According to a 2014 article, although smoking does not appear to be an independent risk factor for OSA, some studies show the condition is more common among people who currently smoke than it is in people who have never smoked or used to smoke.

In addition, a 2015 article observes that the prevalence of both COPD and OSA increases with age and that the symptom onset is slow.

The following are treatment options for people with OS.

Positive airway pressure

OS can lead to a severe lack of oxygen during sleep.

It is therefore crucial for a person with OS to get treatment using noninvasive positive airway pressure (PAP) when sleeping, to help keep oxygen in their body while they are asleep.

Doctors may recommend using a continuous PAP (CPAP) machine during sleep. This involves wearing a mask over the mouth and nose that introduces pressured air into the lungs as a person sleeps, by splinting open the collapsed upper airways.

CPAP is the most effective treatment option for OS and OSA. It can improve the outlook for those with COPD and OSA. It can also reduce COPD exacerbation in people with OS.

Lifestyle changes

This may include reaching or maintaining a moderate body weight or, if a person smokes, quitting smoking.

Doctors may also recommend pulmonary rehabilitation (PR) and exercise. PR and a structured exercise program can be beneficial for those with OSA and COPD.

Exercise can:

  • reduce sleepiness during wake hours
  • improve sleep quality
  • better a person’s quality of life with COPD
  • reduce hospitalization frequency
  • improve shortness of breath

Other potential treatment options

Healthcare professionals may recommend the following types of treatment. However, they may not be suitable for all cases of OS, according to a 2018 article.

Supplemental oxygen

This is an effective treatment option for people with COPD who meet the criteria to receive oxygen to improve their survival rate. However, it is not beneficial for OSA alone.

Supplemental oxygen at night can help reduce the frequency of NOD, but it does not appear to improve the overall quality of sleep or limit sleep disturbances in most cases.

Supplemental oxygen is not a definitive treatment for OS.

Bronchodilators and corticosteroids

In people with COPD, bronchodilators relax and open the airways, while corticosteroids reduce airway inflammation.

However, this treatment does not benefit individuals with OSA.

Noninvasive ventilation

CPAP is one of the two main modes of noninvasive ventilation (NIV), with bilevel PAP being the other.

As the name suggests, CPAP provides continuous pressure throughout the respiratory cycle. This type of NIV breathing support uses a face or nasal mask and is an effective treatment option for people with OSA and even COPD.

NIV is the definitive treatment for OS.

The prognosis for COPD, OSA, and OS will depend on how well a person manages lifestyle factors and follows their treatment.

There is no cure for COPD. People who get treatment early on and take steps to manage the risk factors may slow the progression of the condition and greatly improve their quality of life.

The Centers for Disease Control and Prevention (CDC) note that for people with COPD who smoke, quitting smoking will be the most beneficial factor. Doctors may also recommend PR to help manage symptoms and improve quality of life.

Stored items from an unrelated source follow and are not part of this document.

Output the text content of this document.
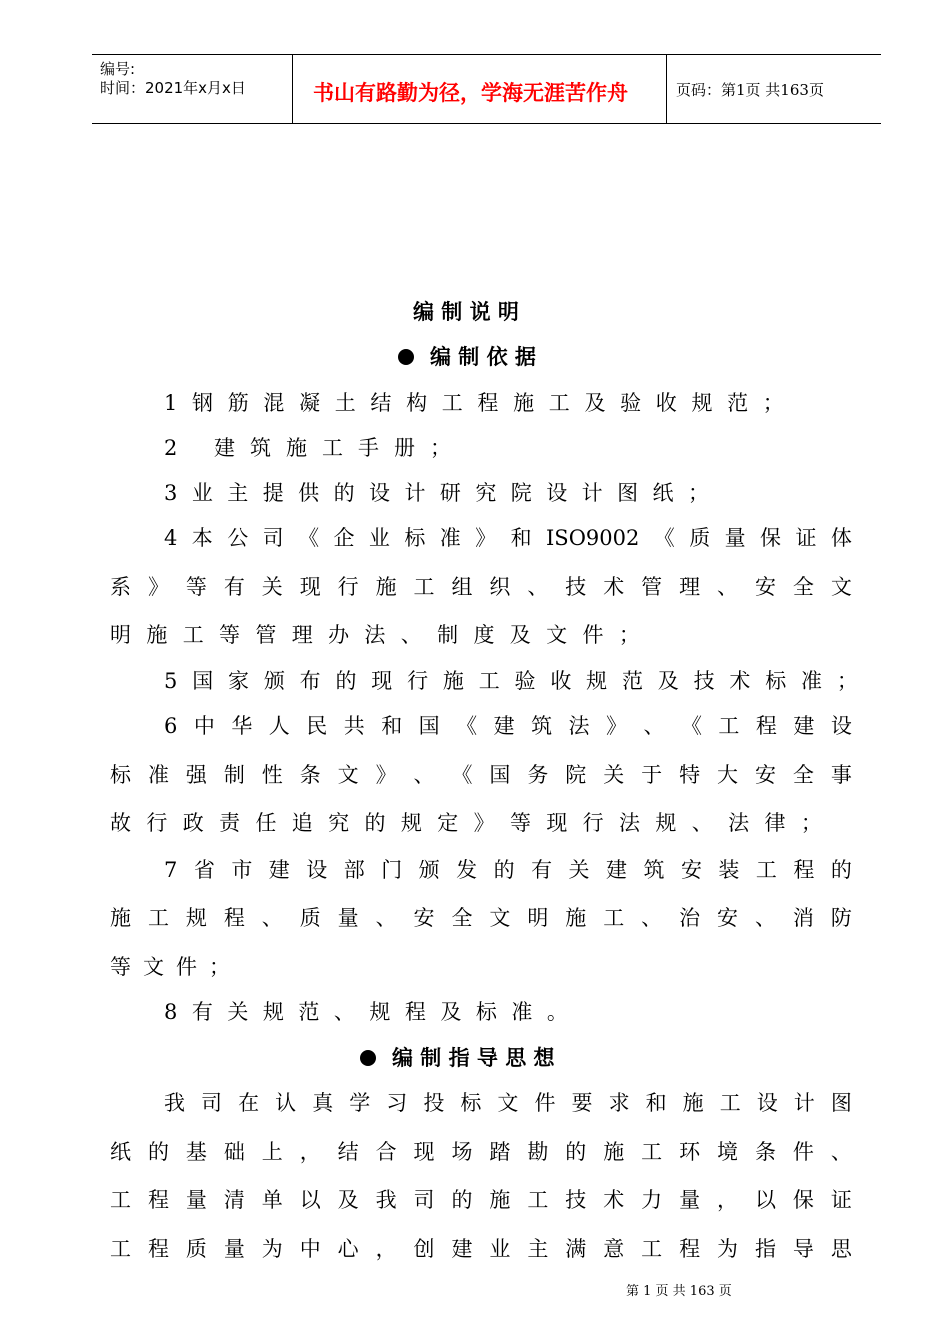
编号:
时间：2021年x月x日	书山有路勤为径，学海无涯苦作舟	页码：第1页 共163页
编 制 说 明
编 制 依 据
1 钢 筋 混 凝 土 结 构 工 程 施 工 及 验 收 规 范 ；
2 建筑施工手册；
3 业 主 提 供 的 设 计 研 究 院 设 计 图 纸 ；
4 本 公 司 《 企 业 标 准 》 和 ISO9002 《 质 量 保 证 体
系 》 等 有 关 现 行 施 工 组 织 、 技 术 管 理 、 安 全 文
明 施 工 等 管 理 办 法 、 制 度 及 文 件 ；
5 国 家 颁 布 的 现 行 施 工 验 收 规 范 及 技 术 标 准 ；
6 中 华 人 民 共 和 国 《 建 筑 法 》 、 《 工 程 建 设
标 准 强 制 性 条 文 》 、 《 国 务 院 关 于 特 大 安 全 事
故 行 政 责 任 追 究 的 规 定 》 等 现 行 法 规 、 法 律 ；
7 省 市 建 设 部 门 颁 发 的 有 关 建 筑 安 装 工 程 的
施 工 规 程 、 质 量 、 安 全 文 明 施 工 、 治 安 、 消 防
等 文 件 ；
8 有 关 规 范 、 规 程 及 标 准 。
编 制 指 导 思 想
我 司 在 认 真 学 习 投 标 文 件 要 求 和 施 工 设 计 图
纸 的 基 础 上 ， 结 合 现 场 踏 勘 的 施 工 环 境 条 件 、
工 程 量 清 单 以 及 我 司 的 施 工 技 术 力 量 ， 以 保 证
工 程 质 量 为 中 心 ， 创 建 业 主 满 意 工 程 为 指 导 思
第 1 页 共 163 页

The most important factor for people with OSA is restoring airflow during sleep. The National Heart, Lung, and Blood Institute states that a CPAP machine is the most common treatment for people with the condition.

It is also the most effective treatment option for those with OS.

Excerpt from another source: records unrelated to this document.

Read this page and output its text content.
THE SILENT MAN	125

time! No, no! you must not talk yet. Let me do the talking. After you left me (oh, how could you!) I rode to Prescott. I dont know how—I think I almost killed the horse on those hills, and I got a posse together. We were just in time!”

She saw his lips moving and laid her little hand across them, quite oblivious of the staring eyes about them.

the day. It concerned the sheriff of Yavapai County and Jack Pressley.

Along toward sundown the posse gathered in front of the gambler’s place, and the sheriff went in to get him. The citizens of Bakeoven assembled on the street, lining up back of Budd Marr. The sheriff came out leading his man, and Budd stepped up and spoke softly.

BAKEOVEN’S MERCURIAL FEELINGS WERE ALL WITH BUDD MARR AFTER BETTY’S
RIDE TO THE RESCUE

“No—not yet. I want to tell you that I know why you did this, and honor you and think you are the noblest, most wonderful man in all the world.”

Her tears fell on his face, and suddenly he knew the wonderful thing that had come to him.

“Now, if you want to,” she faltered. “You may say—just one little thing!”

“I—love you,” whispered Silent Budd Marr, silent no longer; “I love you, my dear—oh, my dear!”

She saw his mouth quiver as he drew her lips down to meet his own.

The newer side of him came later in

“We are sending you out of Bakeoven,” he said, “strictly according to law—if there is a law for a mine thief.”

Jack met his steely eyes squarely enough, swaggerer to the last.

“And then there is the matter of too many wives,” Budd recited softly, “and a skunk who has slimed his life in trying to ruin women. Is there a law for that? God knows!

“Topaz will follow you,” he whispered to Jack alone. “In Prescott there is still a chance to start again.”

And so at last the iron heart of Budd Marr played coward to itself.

Research notes that the survival rate of people who do not get noninvasive PAP is significantly lower than that of people who receive the treatment.

Doctors may also recommend lifestyle changes that could improve outcomes with treatment, such as quitting smoking, reaching or maintaining a moderate body weight, and exercising regularly.

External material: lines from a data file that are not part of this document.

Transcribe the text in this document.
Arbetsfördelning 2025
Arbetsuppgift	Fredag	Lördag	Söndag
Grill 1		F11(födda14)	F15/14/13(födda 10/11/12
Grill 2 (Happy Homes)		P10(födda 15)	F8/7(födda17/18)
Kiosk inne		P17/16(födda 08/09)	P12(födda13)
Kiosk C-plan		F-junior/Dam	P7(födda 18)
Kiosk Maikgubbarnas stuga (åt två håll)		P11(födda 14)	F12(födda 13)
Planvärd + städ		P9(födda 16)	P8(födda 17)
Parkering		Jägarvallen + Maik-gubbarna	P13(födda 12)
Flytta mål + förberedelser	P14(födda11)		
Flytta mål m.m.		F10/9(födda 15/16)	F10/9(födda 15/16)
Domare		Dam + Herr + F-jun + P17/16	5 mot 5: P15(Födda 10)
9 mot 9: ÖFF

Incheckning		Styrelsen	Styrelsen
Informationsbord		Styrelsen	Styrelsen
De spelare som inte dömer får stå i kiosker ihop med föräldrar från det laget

COPD and OSA are two different conditions that affect a person’s ability to breathe. They can also occur together, resulting in a condition called OS, which increases a person’s risk of heart failure and high blood pressure.

The most effective treatment option for OS is CPAP, which is the most common form of NIV. This reduces the resistance in the upper airways, improving airflow in and out of the lungs.

A person can also take part in regular physical activity and PR to help manage symptoms.